What explains the disconnect? Persistently high prices? Fear of a recession? The “vibecession”? Whatever the explanation, voters’ feelings about the economy — and President Biden’s handling of it — could potentially be decisive in the 2024 election.

The “Barbenheimer” weekend followed shortly after a strike by tens of thousands of actors. They joined screenwriters on the picket line in July to bring Hollywood to a standstill.

The strikes were part of a wave of labor activity in the United States this year, including targeted strikes by the United Automobile Workers union. Despite the recent upturn, overall union activity has declined since the 1970s and 1980s.

Two wars have underlined the fragility of the global economic recovery and rewired the world’s trade relations.

An example: the geopolitics of oil. Prices rose above $120 a barrel after Russia’s invasion of Ukraine in 2022, then fell steadily after rising US oil production and signs of a global economic slowdown. The war between Israel and Hamas raised new fears that oil prices would rise and reignite inflation. Despite the problems of shipping in the Red Sea and the Suez Canal, these concerns have yet to materialize.

In the war between Russia and Ukraine, India and China have emerged as the main beneficiaries. India, benefiting from its neutrality, went from buying barely any Russian oil to buying about half of what the country exports by sea. Trade between China and Russia has also risen sharply, to more than $200 billion in the first eleven months of this year.

Tensions between the United States and China appear to have stabilized following President Biden’s meeting with President Xi Jinping of China on the sidelines of the Asia-Pacific Economic Cooperation peak in November.

Economic ties remain strong, and new research shows how difficult it is to dissolve them. Tariffs and other trade restrictions imposed by the Trump administration have caused China’s share of exports to the United States to fall in recent years, while countries such as Mexico and Vietnam have gained ground.

But those countries import intermediate goods from China, meaning U.S. supply chains remain dependent on Chinese manufacturing. In fact, China is now the dominant supplier of industrial inputs calculations in a recent article.

Another reason why the United States cannot easily “decouple” from China: semiconductors. China is a key market for these advanced computer chips, which can be used to power artificial intelligence systems. This fall, the Biden administration tightened its export controls on semiconductors, making it harder for U.S. companies to sell them to China. But major chip makers like Nvidia are already working on custom chips to sell to Chinese markets, hoping to get around the restrictions.

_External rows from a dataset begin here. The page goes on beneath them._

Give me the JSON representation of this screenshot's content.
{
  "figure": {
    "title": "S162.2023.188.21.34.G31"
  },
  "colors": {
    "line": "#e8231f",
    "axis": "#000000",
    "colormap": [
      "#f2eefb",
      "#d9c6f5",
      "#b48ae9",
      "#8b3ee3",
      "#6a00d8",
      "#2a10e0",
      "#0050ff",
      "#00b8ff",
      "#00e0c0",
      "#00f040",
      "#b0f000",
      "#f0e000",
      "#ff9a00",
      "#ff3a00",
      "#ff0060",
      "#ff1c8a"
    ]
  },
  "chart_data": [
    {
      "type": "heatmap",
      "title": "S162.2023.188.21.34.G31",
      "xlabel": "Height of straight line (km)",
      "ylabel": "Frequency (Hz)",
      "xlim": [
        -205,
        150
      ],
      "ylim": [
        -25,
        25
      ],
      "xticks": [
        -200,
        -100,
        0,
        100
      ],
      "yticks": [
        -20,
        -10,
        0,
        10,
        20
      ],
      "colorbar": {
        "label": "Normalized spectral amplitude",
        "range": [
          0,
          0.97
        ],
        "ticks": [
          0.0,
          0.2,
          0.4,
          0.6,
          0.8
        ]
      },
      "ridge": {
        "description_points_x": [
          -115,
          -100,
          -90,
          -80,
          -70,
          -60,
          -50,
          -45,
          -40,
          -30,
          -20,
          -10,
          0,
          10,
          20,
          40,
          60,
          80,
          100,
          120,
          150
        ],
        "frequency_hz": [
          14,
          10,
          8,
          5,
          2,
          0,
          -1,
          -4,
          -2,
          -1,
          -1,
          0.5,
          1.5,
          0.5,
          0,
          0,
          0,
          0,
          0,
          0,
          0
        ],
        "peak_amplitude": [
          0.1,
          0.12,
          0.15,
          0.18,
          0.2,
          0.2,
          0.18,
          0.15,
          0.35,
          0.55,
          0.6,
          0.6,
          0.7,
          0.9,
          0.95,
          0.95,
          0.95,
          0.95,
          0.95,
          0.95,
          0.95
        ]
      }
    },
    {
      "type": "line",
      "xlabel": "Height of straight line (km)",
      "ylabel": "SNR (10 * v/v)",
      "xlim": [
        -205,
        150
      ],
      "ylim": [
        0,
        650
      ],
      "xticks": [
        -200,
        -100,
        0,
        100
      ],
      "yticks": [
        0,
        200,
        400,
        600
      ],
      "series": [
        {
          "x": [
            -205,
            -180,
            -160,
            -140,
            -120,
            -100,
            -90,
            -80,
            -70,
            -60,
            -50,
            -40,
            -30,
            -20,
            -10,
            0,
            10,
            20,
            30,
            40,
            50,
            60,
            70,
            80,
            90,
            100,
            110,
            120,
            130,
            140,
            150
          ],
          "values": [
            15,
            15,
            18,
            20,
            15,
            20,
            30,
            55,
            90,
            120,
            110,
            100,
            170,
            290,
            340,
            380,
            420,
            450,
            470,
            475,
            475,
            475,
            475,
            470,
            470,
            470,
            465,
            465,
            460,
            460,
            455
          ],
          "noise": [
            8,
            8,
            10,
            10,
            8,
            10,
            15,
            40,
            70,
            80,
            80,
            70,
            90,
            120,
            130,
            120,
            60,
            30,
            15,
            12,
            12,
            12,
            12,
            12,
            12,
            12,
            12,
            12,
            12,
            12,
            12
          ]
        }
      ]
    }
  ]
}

This year has seen an explosion of investment in generative AI startups, including Microsoft’s $10 billion backing of OpenAI announced in January. Microsoft’s relationship with OpenAI has since come under scrutiny, particularly its role in reinstating Sam Altman as CEO of OpenAI after a boardroom coup that caused a chaotic five days at the startup. On December 27, The New York Times became the first major U.S. media organization to sue OpenAI and Microsoft over AI-related copyright issues, saying in the lawsuit that the companies should be held responsible for “unlawfully copying and using The Times’ unique publications ”. valuable works.”

Nevertheless, investments in this technology area are increasing explosively.

Microsoft and Nvidia, the chipmaker, are two of the “Magnificent Seven” technology stocks that contributed to this year’s stock market rally.

As the year drew to a close, the S&P 500 continued the bull market rally that surprised many on Wall Street.

How long will it stay that way? That is a question for the next twelve months.